Counting Counts for Something
Friday, November 19, 2004
So after exit polling went 0 for 3 on Election Day, news groups plan to "delay distribution of data for several hours on future election days." The article is slightly unclear, but seems to be saying that data will be collected over the whole day before being released. (But if that's done, it wouldn't constitute a "delay" of the results, but a wait for complete results, right?)
The article also mentions that there will be a query into whether flawed methodology might have caused inaccurate results and that the news organizations will try harder to stop leaks.
Humorously enough, though, an official involved in looking into the problem points his finger at ... the blogosphere! "There were an awful lot of people on the Internet talking about things they don't understand ... First wave exit poll data is not terribly accurate." Said Sheldon Gawiser, head of the news organizations' steering committee, talking about something he doesn't understand: how the open exchange of information in the blogosphere quickly leads to the debunking of flawed theories and of bad information. For my part, I recall how I learned of the early exit polling data that showed Kerry winning in a landslide via the internet. Soon after, the same blog expressed misgivings over the quality of the data!
Another flaw in the article lies in its focus on just the prediction of the winner of the election: "Those first numbers reflect only interviews with people who have voted in the morning. By delaying release of numbers until between 4 p.m. and 6 p.m., pollsters will have talked to more people and, it is presumed, have a more accurate snapshot of the electorate ..." But what about the other mistakes that were uncovered in the exit polls, namely the high Hispanic vote for Bush and the bad questioning methods that led to the myth that "moral values voters" tipped the election for Bush? Without serious changes in their methodology aside from waiting for "more complete results," the exit pollers won't be any more accurate next time.
The actual conduct of Old Media on Election Day seems to contradict this display of a passion for accuracy. I still remember the call of Florida for Gore before the polls in the Bush-leaning panhandle closed on Election Day 2000. And I remember waiting up for Ohio to be called for Bush long after similar-sized Pennsylvania had been called for Kerry (and by a smaller margin than Bush had in Ohio) in 2004. I can perhaps be forgiven for being cynical when I see an article like this. It looks too much like the Old Media are making a big deal over the appearance of objectivity so they can be in a better position to try to affect the outcome of the next election with phoney results. But I suspect that the blogosphere will prove not only nimble in the next race, but possessed of a long memory. The exit polls will likely carry less weight next time.

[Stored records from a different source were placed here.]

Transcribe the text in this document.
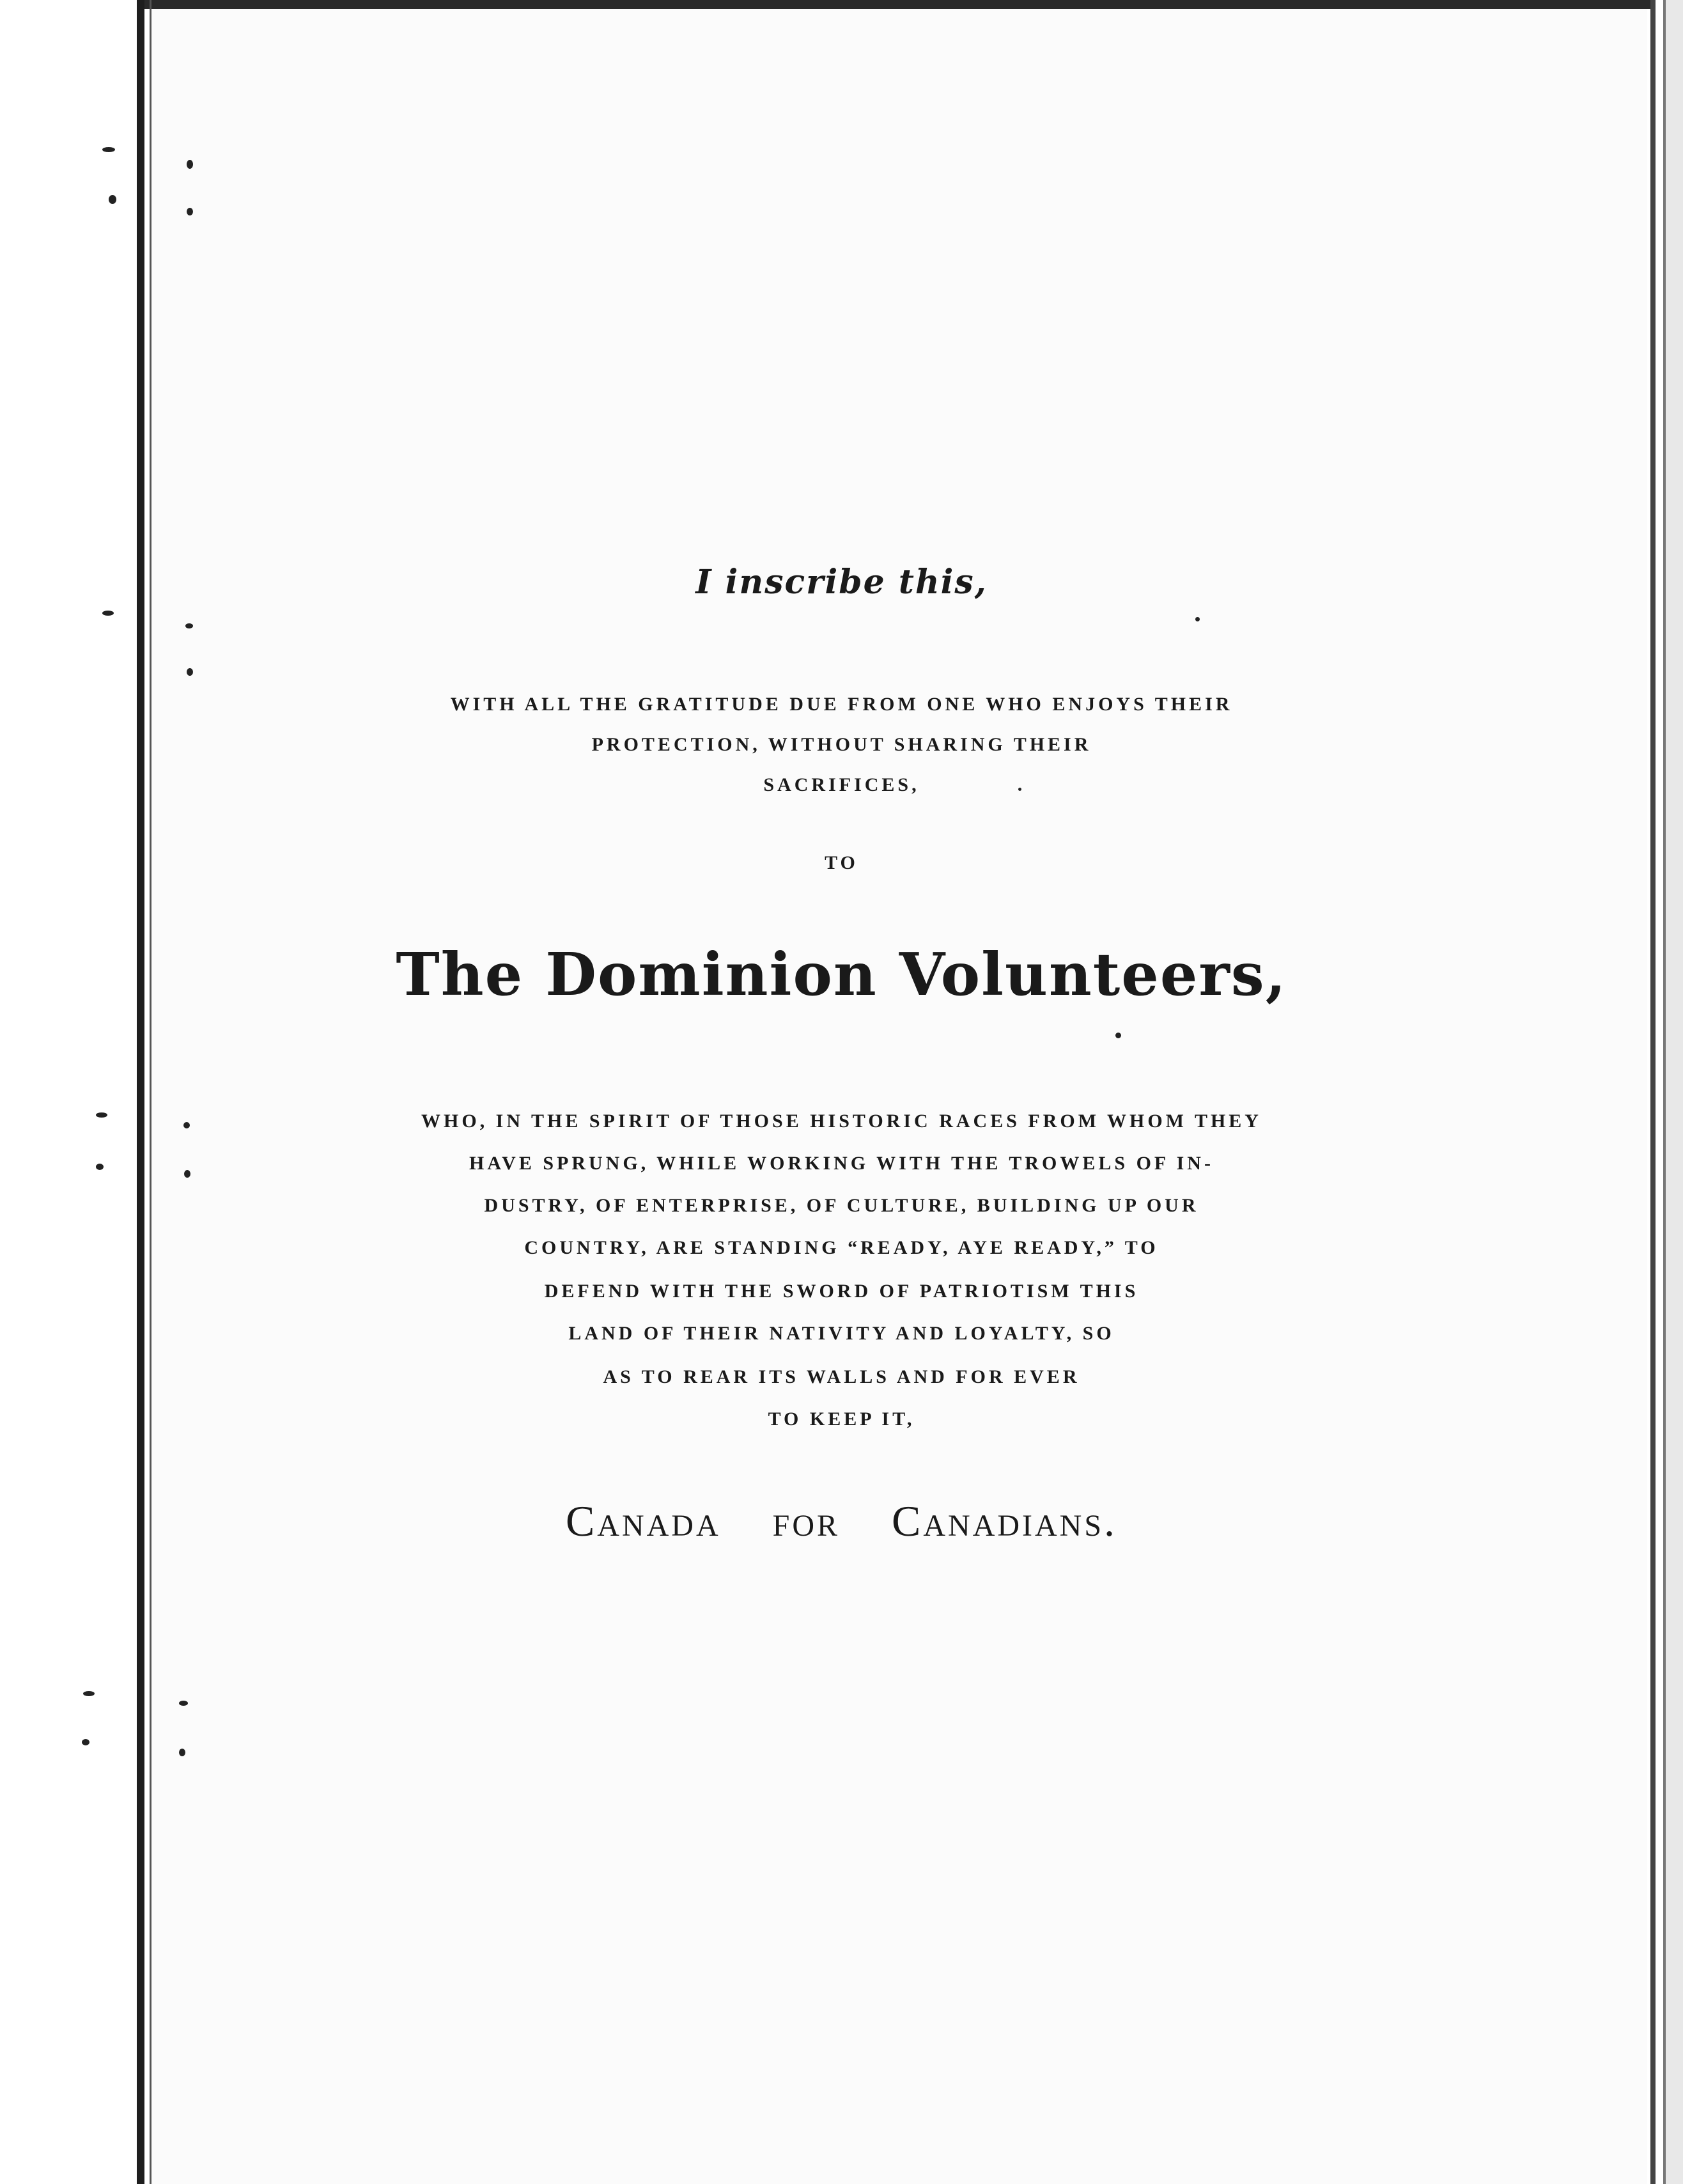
I inscribe this,
WITH ALL THE GRATITUDE DUE FROM ONE WHO ENJOYS THEIR
PROTECTION, WITHOUT SHARING THEIR
SACRIFICES,
TO
The Dominion Volunteers,
WHO, IN THE SPIRIT OF THOSE HISTORIC RACES FROM WHOM THEY
HAVE SPRUNG, WHILE WORKING WITH THE TROWELS OF IN-
DUSTRY, OF ENTERPRISE, OF CULTURE, BUILDING UP OUR
COUNTRY, ARE STANDING “READY, AYE READY,” TO
DEFEND WITH THE SWORD OF PATRIOTISM THIS
LAND OF THEIR NATIVITY AND LOYALTY, SO
AS TO REAR ITS WALLS AND FOR EVER
TO KEEP IT,
Canada for Canadians.
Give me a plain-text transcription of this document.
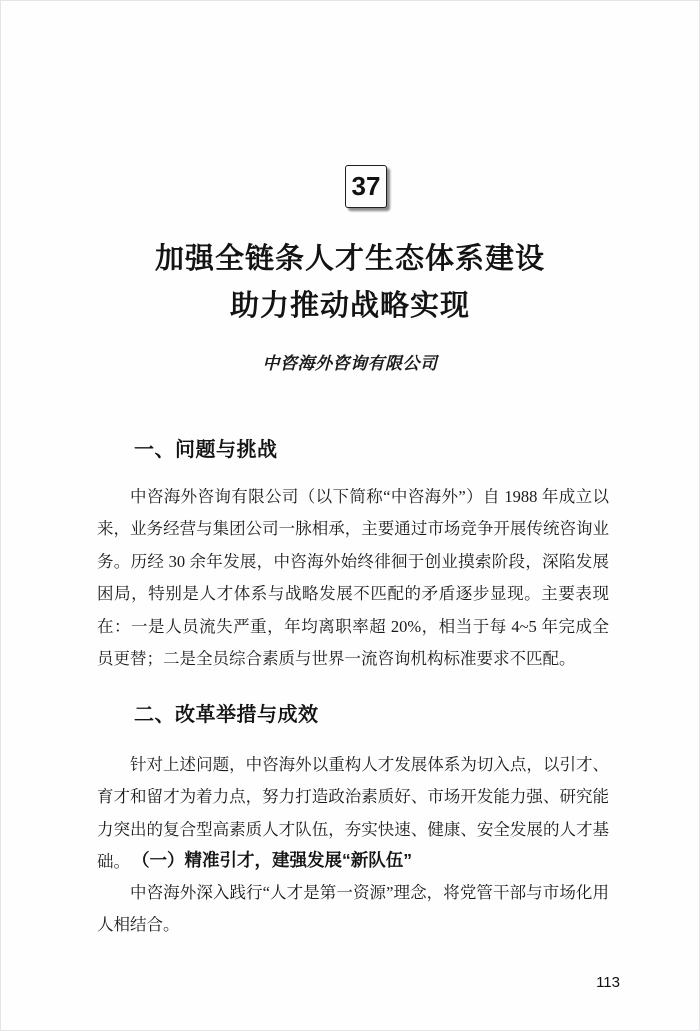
37
加强全链条人才生态体系建设
助力推动战略实现
中咨海外咨询有限公司
一、问题与挑战

中咨海外咨询有限公司（以下简称“中咨海外”）自 1988 年成立以来，业务经营与集团公司一脉相承，主要通过市场竞争开展传统咨询业务。历经 30 余年发展，中咨海外始终徘徊于创业摸索阶段，深陷发展困局，特别是人才体系与战略发展不匹配的矛盾逐步显现。主要表现在：一是人员流失严重，年均离职率超 20%，相当于每 4~5 年完成全员更替；二是全员综合素质与世界一流咨询机构标准要求不匹配。

二、改革举措与成效

针对上述问题，中咨海外以重构人才发展体系为切入点，以引才、育才和留才为着力点，努力打造政治素质好、市场开发能力强、研究能力突出的复合型高素质人才队伍，夯实快速、健康、安全发展的人才基础。 （一）精准引才，建强发展“新队伍”

中咨海外深入践行“人才是第一资源”理念，将党管干部与市场化用人相结合。

113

Certainly, there can be lessons gleaned from the last election that can make exit polling a more accurate predictor of the results of the election, but it will always be just a statistical sample and subject to the discretion -- and therefore the errors or prejudices -- of the pollster. This is the same reason the idea of "correcting" the 2000 Census by statistical methods was rejected.
What is it that Democrats and their allies have against counting? I think I just answered my own question. Regardless of how well exit polling can predict an election, the election itself is the only poll that really counts.